第16章

丁寧な対応とは打って変わり、謎の液体を頭から被された面々と離れていた女子達は一様に面を喰らった表情をしていると、主犯である役員がからからと笑う。
「今のフェスティバルに合わせ、大人の方々はお酒を浴びてから入って頂くというしきたりなのです…あぁ、弱いものなので酔う事は基本ありませんよ。」
ご安心を、と差し出されたタオルを何とも言えない顔で彼等は受け取り、黙々と顔と体を拭く。
「ちなみにこのお酒はお土産におすすめのプルー酒という、女性でも飲みやすいジュースの様なものでして…よろしければお買い求めください。」
最後まで宣伝を忘れずに「それではいってらっしゃ~い。」とひらひらと手を上げて外へと続く扉まで案内され、役員達とはそこで別れた。

「―その、皆さん…大丈夫ですか?」
島に入る為とはいえ、唐突に酒をぶっかけられた面々はリアクションも様々だった。
「いや、びっくりした~、お陰で目が覚めたわ。」
ひたひたに酒で浸されたコートを取りながら笑う船長。
「…後で着替えなきゃ。
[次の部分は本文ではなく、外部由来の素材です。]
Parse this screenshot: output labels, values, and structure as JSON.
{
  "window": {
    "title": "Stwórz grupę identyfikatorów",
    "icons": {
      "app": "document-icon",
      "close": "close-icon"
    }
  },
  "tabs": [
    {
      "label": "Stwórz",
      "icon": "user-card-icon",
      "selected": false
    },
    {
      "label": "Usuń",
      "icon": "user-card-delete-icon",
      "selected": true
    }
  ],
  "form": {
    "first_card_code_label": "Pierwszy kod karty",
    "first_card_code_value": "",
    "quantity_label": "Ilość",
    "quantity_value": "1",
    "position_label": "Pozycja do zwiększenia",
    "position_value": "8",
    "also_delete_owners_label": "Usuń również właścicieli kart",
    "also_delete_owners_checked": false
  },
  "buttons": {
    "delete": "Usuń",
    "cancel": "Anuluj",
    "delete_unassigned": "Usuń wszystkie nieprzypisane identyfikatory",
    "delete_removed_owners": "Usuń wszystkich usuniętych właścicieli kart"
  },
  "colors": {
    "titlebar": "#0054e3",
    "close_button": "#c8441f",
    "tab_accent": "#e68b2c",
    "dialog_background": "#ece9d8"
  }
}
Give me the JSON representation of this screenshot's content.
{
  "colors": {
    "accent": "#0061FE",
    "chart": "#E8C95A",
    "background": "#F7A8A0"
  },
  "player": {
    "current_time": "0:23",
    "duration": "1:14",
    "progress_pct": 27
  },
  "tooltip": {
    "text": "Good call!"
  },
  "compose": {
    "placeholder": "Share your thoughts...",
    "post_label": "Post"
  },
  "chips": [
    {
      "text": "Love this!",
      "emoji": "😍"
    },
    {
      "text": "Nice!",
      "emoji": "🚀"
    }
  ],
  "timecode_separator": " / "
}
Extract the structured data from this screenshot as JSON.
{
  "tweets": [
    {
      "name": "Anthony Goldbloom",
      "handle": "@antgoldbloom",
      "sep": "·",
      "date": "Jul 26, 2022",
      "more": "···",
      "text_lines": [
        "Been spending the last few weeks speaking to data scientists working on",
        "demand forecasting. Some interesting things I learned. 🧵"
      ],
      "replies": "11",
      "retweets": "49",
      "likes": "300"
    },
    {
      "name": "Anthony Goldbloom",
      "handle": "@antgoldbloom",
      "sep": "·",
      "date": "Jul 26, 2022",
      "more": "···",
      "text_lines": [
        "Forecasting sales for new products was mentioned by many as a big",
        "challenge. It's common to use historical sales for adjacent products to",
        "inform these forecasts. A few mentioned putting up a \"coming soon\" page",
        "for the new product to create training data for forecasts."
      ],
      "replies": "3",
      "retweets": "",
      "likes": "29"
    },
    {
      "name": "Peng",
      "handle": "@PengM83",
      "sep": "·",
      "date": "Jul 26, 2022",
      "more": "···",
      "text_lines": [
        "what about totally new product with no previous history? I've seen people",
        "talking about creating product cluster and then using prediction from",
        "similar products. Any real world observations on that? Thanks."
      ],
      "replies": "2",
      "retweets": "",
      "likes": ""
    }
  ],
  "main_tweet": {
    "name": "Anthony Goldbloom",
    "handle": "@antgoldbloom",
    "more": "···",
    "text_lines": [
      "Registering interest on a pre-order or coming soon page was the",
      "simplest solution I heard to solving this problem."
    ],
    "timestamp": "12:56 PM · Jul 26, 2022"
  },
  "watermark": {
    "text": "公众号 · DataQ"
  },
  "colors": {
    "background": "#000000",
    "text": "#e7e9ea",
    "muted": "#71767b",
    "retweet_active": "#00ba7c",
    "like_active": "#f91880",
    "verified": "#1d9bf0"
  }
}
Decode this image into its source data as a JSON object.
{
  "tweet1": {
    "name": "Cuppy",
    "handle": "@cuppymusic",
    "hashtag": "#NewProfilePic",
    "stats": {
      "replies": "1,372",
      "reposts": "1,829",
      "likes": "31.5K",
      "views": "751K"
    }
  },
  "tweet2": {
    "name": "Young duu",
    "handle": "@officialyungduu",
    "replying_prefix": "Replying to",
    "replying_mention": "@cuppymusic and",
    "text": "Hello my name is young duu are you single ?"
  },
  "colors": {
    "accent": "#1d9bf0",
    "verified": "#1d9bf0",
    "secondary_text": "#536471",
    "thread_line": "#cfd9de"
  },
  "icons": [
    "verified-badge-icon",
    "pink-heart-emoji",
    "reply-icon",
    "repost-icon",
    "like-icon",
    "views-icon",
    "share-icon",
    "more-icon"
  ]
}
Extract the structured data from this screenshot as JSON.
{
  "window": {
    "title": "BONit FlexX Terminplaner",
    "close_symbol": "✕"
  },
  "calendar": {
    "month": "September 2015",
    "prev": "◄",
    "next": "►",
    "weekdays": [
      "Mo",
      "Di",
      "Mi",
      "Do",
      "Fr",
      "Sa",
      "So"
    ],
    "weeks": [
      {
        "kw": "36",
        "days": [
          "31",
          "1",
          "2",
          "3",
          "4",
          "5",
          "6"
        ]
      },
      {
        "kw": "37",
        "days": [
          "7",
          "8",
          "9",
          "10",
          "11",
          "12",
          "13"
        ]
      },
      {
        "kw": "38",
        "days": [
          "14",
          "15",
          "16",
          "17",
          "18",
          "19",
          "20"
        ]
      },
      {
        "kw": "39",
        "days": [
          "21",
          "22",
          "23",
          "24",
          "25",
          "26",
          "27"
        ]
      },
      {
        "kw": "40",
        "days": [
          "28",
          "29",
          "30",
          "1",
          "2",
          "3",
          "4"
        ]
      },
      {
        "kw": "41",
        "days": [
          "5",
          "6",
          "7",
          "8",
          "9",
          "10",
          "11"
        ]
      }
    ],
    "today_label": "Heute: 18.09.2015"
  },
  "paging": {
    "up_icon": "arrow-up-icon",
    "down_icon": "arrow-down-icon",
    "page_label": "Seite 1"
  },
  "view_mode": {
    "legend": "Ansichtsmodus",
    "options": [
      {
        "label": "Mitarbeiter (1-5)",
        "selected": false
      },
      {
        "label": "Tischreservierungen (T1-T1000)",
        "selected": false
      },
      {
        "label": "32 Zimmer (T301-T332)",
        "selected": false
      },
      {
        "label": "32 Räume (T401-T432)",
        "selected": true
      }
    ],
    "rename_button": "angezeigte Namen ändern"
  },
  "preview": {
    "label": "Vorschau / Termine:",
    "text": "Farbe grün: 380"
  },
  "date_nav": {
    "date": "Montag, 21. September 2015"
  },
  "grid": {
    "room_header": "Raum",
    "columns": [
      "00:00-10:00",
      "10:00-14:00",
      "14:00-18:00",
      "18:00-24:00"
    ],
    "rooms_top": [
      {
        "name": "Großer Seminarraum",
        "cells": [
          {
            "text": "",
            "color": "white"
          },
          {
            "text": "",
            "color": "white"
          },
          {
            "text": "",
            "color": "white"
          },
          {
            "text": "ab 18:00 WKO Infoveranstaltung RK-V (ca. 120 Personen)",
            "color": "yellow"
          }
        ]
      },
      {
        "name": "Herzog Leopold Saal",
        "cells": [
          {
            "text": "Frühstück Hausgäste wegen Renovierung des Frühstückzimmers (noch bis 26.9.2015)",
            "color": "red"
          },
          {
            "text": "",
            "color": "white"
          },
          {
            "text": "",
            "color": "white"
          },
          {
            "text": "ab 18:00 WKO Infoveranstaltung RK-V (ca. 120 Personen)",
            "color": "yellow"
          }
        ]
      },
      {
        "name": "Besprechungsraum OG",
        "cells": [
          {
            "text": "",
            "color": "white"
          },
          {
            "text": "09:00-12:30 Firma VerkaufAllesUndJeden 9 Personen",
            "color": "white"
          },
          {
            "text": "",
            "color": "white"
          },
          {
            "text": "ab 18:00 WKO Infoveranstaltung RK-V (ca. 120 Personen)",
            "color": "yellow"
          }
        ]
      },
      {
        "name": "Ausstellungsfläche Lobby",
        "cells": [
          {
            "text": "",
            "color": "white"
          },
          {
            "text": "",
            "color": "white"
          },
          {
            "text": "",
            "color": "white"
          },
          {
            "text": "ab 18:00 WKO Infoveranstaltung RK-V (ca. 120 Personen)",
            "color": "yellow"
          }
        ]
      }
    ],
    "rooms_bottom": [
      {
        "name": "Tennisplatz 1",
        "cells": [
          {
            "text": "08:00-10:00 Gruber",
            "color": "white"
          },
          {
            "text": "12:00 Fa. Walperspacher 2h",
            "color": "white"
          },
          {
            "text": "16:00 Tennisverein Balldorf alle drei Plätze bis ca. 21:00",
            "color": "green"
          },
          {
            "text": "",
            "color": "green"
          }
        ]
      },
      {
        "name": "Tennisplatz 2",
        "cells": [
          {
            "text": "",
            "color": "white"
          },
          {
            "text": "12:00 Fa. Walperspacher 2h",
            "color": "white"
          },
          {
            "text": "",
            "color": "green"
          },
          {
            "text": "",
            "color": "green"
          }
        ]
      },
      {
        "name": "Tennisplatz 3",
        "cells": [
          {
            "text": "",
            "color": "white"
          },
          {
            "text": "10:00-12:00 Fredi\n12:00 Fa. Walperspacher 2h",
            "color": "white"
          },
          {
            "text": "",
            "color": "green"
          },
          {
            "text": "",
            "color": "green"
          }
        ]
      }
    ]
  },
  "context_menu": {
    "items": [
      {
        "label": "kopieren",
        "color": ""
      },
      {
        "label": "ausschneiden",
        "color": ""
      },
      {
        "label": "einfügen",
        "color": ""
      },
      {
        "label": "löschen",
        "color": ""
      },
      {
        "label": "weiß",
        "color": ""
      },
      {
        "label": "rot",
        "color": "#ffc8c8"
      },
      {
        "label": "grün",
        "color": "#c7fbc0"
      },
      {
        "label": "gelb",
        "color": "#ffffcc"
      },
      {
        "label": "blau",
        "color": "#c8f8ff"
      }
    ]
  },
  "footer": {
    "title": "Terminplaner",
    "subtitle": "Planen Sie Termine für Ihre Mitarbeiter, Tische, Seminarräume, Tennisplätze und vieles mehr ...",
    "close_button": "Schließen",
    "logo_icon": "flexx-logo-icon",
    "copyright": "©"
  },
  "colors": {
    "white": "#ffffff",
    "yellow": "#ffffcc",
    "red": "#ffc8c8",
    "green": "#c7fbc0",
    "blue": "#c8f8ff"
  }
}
」
明らかに不服とばかりに薄ら苛ついている様子のサナ。
「うめーな…プルー酒?だっけか…買いに行くか。」
自分に掛かった酒を舐めて、早速買い物の意欲を上げているノイ。
「………。」
無言のメソド。
やはりメソドはお酒が苦手なのだろうか、そう思いマツリはその顔を覗き見ようとする、その瞬間。
「マツリちゃん、止めて!」
悲鳴の様な声が上がり、もしや自分は悪い事をしたのかとその身を縮めてしまうが、それは違った。
目の前にいたメソドが一瞬にして消えて、彼女は後ろを振り向く。
海賊達の輪から離れ、ふらふらと体の軸を揺らしながらも立つ青年は明らかにいつもと様子が違っていた。
「ひ…っく………ひ、ひひひ!」
いつも不愛想なその顔が歪み、明らかに異様と言える様な笑みが浮き上がってくる。

「ひっくく…せっかく…うめーさけ、のめるんだ…ひっ…なぁ、がまんできるわけなんてねーよなぁ!?」

ちょっくらぁのみいってくらぁ!と破顔一笑の顔で持ち前の素早さを持った足を全開に活用し、彼はその場から走り去ってしまった。